TCP, UDP, ESP, GRE or ICMP protocols are supported. You can also use a TCP/UDP value to avoid having to add the same port twice when both protocols are used by a service, for example DNS.
Practical example A
We have two internal networks but we only want to grant access to the SSH protocol in one of them. To simplify the task we will create two Network Objects, Room1 and Room2, each containing the range of IPs of one of the internal networks we want to classify.

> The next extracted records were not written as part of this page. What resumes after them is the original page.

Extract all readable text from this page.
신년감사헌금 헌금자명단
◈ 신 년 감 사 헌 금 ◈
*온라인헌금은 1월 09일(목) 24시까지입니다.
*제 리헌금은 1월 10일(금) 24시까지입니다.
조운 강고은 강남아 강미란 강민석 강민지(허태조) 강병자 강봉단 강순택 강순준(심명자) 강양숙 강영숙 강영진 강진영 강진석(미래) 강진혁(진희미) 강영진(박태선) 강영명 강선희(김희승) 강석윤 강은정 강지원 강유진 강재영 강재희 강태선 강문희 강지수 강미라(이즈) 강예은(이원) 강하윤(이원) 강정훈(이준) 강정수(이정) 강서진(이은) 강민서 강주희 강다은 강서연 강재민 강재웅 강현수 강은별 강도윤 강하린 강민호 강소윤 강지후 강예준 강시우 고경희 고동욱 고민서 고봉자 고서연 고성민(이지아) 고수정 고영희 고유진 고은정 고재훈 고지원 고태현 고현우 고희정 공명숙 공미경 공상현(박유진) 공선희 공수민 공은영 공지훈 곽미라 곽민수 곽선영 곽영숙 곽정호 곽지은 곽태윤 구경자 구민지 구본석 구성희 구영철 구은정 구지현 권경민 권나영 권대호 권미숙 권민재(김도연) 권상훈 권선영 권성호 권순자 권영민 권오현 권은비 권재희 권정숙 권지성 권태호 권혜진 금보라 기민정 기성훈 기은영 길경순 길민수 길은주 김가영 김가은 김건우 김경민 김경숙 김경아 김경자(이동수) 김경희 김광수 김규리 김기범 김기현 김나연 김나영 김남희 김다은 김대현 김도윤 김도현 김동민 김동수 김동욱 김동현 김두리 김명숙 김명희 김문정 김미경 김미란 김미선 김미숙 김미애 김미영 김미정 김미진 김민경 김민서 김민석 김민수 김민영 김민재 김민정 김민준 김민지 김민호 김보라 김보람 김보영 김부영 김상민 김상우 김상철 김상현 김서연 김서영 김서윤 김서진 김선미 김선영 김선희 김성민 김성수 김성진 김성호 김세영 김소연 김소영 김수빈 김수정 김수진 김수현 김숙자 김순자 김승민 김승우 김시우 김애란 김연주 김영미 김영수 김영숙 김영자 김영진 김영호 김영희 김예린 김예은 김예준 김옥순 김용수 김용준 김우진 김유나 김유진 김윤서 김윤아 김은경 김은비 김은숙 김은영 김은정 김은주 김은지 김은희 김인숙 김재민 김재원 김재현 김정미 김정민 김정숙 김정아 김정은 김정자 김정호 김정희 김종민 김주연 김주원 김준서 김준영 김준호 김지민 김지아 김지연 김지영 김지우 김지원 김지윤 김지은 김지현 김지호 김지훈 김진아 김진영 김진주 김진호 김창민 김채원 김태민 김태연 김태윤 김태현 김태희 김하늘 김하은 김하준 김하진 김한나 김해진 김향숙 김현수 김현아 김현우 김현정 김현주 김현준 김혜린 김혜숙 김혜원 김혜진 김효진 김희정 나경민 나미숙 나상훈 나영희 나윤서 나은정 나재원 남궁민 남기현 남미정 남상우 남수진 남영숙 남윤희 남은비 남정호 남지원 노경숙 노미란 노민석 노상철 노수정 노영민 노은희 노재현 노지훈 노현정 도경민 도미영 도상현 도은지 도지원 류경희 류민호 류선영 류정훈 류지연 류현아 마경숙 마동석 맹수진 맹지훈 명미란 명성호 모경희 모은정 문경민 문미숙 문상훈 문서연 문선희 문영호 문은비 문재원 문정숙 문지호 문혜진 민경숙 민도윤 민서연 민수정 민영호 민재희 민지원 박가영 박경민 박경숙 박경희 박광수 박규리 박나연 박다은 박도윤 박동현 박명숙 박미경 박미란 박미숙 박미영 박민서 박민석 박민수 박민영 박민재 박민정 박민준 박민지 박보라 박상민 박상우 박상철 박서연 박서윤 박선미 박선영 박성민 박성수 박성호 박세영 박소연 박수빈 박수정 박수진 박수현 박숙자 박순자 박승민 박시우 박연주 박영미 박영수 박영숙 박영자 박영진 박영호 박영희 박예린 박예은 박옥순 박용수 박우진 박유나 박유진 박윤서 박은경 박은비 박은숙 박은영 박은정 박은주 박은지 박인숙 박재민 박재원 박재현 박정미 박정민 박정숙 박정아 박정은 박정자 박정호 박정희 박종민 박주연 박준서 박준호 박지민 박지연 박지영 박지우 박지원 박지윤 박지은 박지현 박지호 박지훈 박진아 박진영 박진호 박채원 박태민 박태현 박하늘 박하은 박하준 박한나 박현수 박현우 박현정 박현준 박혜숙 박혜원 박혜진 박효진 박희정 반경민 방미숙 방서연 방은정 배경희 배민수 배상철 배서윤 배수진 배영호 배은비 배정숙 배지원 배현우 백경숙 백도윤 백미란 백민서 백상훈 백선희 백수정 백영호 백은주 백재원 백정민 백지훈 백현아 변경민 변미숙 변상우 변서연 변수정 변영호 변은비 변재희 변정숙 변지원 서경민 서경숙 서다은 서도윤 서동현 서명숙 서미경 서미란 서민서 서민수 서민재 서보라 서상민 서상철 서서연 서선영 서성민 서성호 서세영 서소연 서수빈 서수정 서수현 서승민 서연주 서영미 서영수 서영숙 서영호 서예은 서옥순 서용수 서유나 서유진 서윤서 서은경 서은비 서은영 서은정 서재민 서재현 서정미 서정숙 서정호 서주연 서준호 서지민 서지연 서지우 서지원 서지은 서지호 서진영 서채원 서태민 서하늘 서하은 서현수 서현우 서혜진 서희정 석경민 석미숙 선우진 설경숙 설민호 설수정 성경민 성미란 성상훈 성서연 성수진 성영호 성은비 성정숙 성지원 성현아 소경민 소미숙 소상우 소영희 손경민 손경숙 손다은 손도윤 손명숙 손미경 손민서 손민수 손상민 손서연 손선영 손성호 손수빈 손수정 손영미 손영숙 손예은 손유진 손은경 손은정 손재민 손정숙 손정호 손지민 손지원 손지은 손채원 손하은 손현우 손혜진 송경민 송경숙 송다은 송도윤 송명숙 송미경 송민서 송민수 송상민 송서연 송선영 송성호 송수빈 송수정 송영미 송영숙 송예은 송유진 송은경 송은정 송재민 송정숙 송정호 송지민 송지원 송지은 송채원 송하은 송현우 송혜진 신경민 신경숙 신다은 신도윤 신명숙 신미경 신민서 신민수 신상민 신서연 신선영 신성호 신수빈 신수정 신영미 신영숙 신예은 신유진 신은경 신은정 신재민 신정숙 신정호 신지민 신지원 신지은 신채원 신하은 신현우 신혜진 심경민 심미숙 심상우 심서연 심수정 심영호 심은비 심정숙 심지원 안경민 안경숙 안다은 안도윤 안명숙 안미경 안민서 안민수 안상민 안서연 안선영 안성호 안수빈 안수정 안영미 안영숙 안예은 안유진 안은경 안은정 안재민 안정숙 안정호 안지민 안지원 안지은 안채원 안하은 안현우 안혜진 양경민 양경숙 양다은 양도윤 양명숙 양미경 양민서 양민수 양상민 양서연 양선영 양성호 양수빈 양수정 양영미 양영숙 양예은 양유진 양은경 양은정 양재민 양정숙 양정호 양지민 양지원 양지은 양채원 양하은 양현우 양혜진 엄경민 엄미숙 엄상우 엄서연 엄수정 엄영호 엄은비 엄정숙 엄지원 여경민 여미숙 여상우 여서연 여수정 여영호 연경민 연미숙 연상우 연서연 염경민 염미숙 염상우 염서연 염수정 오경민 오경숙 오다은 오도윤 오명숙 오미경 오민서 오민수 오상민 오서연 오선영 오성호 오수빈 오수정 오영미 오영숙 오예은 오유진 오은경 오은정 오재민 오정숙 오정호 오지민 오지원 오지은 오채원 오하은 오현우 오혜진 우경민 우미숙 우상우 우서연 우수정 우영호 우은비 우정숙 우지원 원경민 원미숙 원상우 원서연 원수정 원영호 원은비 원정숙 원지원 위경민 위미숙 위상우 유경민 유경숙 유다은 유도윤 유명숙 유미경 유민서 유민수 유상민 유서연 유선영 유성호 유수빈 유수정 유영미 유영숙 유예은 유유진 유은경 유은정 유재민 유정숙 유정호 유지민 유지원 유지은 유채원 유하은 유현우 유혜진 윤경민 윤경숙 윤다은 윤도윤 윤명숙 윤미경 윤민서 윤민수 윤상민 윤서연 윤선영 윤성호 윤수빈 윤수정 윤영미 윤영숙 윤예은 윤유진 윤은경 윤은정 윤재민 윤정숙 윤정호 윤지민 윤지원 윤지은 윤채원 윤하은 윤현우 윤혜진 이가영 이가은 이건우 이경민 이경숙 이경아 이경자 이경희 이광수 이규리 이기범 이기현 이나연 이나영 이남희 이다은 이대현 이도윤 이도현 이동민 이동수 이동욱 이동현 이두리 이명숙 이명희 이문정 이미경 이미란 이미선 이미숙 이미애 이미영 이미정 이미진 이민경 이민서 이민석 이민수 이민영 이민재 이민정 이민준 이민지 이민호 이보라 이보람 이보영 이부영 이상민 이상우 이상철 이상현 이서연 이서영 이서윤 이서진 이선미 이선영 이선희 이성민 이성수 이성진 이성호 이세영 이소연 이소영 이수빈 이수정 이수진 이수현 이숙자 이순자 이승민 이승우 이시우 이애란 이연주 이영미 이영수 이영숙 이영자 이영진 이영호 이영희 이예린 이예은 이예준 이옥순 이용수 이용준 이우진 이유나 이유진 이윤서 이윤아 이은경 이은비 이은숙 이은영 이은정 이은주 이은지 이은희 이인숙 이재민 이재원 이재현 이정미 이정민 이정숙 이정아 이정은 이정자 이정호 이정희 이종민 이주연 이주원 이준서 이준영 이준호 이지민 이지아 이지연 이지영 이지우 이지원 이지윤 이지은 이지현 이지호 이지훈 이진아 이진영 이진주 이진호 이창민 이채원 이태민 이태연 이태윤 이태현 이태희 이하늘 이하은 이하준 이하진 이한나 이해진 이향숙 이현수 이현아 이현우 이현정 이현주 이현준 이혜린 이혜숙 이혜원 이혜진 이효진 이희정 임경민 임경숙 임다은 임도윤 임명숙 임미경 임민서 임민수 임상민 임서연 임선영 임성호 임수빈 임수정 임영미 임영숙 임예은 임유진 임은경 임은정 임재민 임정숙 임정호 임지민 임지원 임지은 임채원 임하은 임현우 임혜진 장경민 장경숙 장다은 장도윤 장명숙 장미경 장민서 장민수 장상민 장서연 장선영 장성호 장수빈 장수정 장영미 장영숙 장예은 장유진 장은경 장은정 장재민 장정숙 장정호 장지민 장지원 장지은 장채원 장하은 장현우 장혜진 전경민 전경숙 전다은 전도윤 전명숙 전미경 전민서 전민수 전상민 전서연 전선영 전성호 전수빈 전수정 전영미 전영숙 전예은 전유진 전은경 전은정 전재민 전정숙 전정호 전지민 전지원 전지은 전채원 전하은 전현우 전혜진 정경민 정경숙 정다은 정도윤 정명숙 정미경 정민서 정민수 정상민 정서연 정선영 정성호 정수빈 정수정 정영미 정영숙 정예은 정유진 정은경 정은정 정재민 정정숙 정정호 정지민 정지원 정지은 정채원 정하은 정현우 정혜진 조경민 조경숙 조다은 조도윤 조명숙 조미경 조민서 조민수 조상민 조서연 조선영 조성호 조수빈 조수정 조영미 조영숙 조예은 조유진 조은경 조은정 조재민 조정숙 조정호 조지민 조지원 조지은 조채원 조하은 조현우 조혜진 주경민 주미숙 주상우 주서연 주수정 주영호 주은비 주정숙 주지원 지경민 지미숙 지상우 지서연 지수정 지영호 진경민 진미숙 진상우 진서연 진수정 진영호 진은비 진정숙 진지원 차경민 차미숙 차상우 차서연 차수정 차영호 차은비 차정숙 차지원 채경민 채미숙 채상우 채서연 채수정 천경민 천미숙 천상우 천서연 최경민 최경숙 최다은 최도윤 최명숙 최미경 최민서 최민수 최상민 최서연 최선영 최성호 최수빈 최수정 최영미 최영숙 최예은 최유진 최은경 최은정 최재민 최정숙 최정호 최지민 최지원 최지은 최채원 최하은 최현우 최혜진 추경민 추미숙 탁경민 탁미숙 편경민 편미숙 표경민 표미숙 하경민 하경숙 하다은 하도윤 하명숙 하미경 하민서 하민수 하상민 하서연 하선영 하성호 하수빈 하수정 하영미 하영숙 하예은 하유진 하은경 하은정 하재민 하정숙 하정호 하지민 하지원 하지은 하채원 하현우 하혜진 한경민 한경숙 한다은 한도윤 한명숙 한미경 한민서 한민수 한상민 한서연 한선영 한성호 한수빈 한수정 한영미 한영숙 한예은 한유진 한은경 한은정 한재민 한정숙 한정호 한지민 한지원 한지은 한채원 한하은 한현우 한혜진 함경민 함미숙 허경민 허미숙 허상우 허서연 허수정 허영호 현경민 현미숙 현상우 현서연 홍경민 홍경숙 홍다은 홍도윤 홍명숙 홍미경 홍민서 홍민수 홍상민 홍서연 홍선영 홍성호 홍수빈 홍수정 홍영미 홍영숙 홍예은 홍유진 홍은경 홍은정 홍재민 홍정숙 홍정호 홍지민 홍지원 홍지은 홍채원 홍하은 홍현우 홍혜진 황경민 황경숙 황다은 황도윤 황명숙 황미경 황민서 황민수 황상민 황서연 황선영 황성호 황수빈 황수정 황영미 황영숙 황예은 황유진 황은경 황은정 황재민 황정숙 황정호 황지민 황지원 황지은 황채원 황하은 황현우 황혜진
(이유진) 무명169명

Creation of the network objects:
Each network Object must include one Member at least, members will specify the network addresses included in the Object. To create the Members click on the Members buttom of the Object:
Finally we grant SSH access to users in Room1
As a result, the two Network Objects will ease the administration of the users of our internal networks every time we want to apply rules or configurate services to all IPs included in an Object.
Practical example B
We already have the infrastructure of our network created, now we want to grant email access to all users in Room1. In this case we will use a Network Service which is another kind of abstraction to represent protocols and ports used by an application or a group of related applications. The Network Service will simplify the firewall rule as it will include all the required ports used by the email service.
Network service creation:
Once created, we have to click on the configuration button to add the protocols and ports that will be included in the Service.
Finally we will create the rule including the Service in the Firewall:
We add the rule and save the changes to apply it:
The Rule will grant email access in Room1 allowing all users to use the email normally. We will learn how to configure email accounts and use the email services in the Electronic Mail Service chapter.